Sprinting is one of the best cardiovascular and muscle building exercises, it is the basis of high intensity interval training and will help you develop lean and powerful muscles. Sprint training consumes a huge amount of energy and is critical to the development of a tight core. Those wishing to become faster more agile athletes typically integrate sprinting and other explosive interval training techniques into their regimen. Sprint training coupled with plyometrics and an effective weight lifting program is the best way to burn fat, get ripped and improve your running speed.

Many people who enter running races such as 10ks are determined to beat their personal best time. Many believe that in order knock critical seconds and minutes off their time practice makes perfect and get stuck in a rut of just running as many practice runs as possible but this is not the best way to knock vital seconds off. Sprinting is one of the best cardiovascular and muscle building exercises and will help develop lean and powerful muscles. Those willing to become faster and more agile runners integrate sprinting and other explosive interval training techniques into their regime.

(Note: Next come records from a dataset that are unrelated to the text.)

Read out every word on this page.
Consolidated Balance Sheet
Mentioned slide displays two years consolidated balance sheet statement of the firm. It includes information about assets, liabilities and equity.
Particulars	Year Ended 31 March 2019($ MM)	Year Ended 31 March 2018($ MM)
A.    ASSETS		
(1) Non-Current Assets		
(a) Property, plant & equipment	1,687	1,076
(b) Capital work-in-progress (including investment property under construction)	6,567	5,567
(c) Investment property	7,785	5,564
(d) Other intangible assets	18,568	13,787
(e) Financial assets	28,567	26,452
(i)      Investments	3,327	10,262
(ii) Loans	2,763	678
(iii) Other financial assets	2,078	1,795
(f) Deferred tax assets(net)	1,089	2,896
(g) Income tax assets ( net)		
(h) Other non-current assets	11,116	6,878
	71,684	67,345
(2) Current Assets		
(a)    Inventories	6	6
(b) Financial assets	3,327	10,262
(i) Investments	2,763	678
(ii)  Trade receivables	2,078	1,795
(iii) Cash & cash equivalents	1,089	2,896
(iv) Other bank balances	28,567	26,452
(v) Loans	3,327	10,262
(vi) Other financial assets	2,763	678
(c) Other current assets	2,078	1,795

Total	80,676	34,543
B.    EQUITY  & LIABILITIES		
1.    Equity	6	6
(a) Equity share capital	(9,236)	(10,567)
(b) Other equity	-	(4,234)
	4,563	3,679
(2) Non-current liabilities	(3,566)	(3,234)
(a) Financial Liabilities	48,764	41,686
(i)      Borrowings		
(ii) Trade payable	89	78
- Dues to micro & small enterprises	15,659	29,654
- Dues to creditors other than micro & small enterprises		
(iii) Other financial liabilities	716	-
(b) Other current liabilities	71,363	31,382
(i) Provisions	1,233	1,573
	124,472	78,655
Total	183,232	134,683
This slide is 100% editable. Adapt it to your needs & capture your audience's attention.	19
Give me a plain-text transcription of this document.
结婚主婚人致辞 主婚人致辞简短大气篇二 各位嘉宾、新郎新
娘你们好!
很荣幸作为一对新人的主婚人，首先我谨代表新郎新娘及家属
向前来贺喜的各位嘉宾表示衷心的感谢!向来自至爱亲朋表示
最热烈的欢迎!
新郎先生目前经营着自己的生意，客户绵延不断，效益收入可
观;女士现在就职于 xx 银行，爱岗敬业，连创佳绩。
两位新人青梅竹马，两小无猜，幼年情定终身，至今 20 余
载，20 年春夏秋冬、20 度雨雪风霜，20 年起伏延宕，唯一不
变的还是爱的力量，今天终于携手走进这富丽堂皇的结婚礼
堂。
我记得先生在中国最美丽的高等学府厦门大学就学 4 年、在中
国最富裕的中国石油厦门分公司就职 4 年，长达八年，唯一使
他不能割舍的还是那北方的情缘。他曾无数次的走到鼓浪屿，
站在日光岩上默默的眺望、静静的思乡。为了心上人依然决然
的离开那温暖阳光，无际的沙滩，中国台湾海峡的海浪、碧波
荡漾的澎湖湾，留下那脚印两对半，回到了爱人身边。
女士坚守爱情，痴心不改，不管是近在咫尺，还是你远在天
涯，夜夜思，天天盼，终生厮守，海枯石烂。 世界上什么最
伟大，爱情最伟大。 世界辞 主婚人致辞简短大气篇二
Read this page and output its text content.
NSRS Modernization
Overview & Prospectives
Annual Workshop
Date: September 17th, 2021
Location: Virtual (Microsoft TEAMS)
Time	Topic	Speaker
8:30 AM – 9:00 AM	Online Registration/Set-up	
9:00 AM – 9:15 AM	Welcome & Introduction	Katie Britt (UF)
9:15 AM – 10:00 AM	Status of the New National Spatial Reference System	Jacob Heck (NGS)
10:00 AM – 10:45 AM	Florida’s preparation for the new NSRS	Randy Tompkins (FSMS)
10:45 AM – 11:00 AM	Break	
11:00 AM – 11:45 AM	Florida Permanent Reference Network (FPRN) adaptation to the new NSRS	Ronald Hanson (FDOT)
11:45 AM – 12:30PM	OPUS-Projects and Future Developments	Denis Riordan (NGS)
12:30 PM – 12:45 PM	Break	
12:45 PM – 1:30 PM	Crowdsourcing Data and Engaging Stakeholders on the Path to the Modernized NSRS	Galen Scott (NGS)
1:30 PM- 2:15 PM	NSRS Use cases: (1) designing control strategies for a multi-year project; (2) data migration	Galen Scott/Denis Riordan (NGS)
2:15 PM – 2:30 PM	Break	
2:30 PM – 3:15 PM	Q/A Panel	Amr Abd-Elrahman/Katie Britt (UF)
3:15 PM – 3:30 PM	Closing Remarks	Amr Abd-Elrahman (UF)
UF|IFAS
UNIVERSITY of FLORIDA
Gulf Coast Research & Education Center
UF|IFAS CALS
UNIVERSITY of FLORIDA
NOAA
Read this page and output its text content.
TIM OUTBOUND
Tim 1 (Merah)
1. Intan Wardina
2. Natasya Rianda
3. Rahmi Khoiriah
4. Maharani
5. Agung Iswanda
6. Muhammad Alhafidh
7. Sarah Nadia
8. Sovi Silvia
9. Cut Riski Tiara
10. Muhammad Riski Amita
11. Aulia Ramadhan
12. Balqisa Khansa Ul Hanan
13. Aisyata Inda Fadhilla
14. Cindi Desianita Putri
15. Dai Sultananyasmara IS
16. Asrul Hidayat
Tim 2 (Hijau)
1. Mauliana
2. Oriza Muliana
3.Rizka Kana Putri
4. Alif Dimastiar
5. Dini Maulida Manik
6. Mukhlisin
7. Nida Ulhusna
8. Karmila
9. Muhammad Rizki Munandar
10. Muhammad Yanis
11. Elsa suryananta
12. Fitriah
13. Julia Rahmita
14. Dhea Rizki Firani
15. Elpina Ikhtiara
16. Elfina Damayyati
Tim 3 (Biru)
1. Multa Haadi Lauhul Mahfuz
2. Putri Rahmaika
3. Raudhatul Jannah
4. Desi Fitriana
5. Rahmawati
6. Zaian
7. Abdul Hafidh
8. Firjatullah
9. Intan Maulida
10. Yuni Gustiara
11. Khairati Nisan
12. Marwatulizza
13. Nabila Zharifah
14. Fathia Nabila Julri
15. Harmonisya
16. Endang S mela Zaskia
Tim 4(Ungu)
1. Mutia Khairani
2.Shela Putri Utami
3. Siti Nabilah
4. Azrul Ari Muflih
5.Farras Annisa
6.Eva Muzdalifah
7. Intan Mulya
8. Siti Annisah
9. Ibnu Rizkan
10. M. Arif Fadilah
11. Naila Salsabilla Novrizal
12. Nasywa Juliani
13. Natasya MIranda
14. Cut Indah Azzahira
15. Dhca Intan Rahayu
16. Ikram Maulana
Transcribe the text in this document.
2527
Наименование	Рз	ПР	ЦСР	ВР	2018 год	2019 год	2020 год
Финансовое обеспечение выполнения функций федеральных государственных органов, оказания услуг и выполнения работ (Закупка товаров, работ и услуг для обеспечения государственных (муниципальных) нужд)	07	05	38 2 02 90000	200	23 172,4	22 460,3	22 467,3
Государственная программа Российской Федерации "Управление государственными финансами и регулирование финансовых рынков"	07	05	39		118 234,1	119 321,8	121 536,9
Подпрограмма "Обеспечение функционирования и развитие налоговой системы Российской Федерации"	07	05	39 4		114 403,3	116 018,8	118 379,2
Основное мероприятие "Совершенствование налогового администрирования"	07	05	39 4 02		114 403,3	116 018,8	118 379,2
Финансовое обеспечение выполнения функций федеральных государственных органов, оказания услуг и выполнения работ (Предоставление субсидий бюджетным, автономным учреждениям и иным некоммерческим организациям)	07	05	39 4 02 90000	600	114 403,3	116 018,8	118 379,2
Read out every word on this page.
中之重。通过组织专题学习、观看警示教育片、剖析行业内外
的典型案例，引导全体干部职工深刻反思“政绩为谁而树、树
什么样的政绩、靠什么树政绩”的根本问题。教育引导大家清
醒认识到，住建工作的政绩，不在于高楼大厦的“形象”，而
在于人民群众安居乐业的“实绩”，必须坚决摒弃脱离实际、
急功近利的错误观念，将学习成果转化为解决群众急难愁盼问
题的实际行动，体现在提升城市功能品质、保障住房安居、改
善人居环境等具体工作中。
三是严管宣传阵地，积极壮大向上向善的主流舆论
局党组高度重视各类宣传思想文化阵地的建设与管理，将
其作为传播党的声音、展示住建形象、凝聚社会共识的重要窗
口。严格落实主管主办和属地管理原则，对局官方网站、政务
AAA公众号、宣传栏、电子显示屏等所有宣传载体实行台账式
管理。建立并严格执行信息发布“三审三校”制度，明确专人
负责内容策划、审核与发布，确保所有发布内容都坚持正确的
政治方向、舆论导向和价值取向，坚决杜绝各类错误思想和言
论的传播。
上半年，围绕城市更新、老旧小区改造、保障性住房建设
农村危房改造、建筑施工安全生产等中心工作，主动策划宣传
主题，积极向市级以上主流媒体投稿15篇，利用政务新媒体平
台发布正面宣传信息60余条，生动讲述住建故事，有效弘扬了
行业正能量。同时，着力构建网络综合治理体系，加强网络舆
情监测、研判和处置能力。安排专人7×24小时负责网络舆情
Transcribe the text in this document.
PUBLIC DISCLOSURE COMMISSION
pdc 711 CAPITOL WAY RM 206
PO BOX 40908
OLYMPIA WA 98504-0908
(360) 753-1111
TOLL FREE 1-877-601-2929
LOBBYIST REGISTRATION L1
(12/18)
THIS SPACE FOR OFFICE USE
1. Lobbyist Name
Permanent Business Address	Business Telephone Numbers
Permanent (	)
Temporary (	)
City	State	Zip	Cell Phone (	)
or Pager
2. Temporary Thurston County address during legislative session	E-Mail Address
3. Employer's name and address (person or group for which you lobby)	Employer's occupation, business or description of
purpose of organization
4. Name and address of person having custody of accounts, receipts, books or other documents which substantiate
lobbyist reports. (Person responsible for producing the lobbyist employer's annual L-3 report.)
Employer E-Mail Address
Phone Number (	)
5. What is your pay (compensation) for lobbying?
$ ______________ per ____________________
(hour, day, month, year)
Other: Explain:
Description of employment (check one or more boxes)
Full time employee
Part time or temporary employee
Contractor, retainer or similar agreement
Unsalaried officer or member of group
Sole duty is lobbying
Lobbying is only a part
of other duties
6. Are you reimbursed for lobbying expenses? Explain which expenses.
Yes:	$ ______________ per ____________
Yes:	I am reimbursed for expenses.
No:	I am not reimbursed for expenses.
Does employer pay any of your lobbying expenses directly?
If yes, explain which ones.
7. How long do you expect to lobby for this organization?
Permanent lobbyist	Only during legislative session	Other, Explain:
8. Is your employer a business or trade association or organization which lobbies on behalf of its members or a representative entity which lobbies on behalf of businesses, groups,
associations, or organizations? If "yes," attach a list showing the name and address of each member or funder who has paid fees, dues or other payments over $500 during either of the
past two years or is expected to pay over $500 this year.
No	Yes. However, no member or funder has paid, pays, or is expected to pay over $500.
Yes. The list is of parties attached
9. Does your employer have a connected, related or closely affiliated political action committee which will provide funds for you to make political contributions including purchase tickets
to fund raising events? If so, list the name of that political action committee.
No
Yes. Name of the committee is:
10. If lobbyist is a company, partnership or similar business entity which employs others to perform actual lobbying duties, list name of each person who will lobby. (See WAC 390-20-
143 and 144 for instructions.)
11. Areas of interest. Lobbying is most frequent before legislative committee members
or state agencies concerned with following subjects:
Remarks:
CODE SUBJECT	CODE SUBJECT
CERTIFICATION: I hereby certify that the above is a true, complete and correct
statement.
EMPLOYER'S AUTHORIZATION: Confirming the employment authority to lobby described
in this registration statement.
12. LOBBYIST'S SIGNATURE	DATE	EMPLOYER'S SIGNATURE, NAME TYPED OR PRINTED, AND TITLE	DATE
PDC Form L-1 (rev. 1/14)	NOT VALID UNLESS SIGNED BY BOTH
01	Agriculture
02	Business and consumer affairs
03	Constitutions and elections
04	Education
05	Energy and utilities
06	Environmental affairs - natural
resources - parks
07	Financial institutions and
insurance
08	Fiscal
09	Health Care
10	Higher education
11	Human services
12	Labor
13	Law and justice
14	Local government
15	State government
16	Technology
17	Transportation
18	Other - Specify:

There are a number of running protocols that can be introduced into your training to help develop speed and strength in running.

Interval Training

Intervals should be performed just below your VO2 Max with light jogging in between intervals. You should work in intervals between 3 & 5 minutes and the rest intervals should equal the work period so a ratio of Work:Rest =1:1. These intervals are designed for you to train at intensities closer to your VO2 max for longer periods than any other training method.
Frequency: Only 1-2 Training sessions a week due to high stresses placed on body
Duration: The total session should be about an hour

Types of Intervals

Pyramid Intervals
Pyramids are a great way of building up interval distances as well as preventing boredom running the same intervals repeatedly. Pyramid intervals involve gradually increasing interval distances for example 100m, 200m, 400m, 600m, and then gradually bringing them back down so 600m, 400m, 200m, 100m. Timing your sprint intervals can be a really good alternative to distance if you don’t have access to measured distances. For example, 30s 45s 60s and 60s, 45s, 30s, etc
Parloof Intervals
Parloofs are great to do with a training partner. If you have access to a running track that isideal if not a park will do just fine. Runner A runs 300m (to where runner B is stood) Runner B then runs 300m as fast as possible. Whilst runner A runs 100m recovery the opposite way. Runner A and B will then meet up again. The cycle will then repeat with runner B running the recovery leg and runner A the effort. This combination should be repeated 8-12 times in a session

Hill Sprints

Hill sprints are fantastic for improving muscle recruitment which will help increase your 10k time. During hill sprint sessions over a season ensure that you use a number of different gradients to maximise muscle activation they are fantastic to help improve speed, endurance and strength as well as preventing injury and They also increase the power and efficiency of the stride, enabling the runner to cover more ground with each stride with less energy in race circumstances. These are significant benefits from a training method that takes very little time and is fun to do.

It’s important to not neglect speed training, in order to improve your speed you need to ensure you are including 1-2 sprinting sessions per week in your training.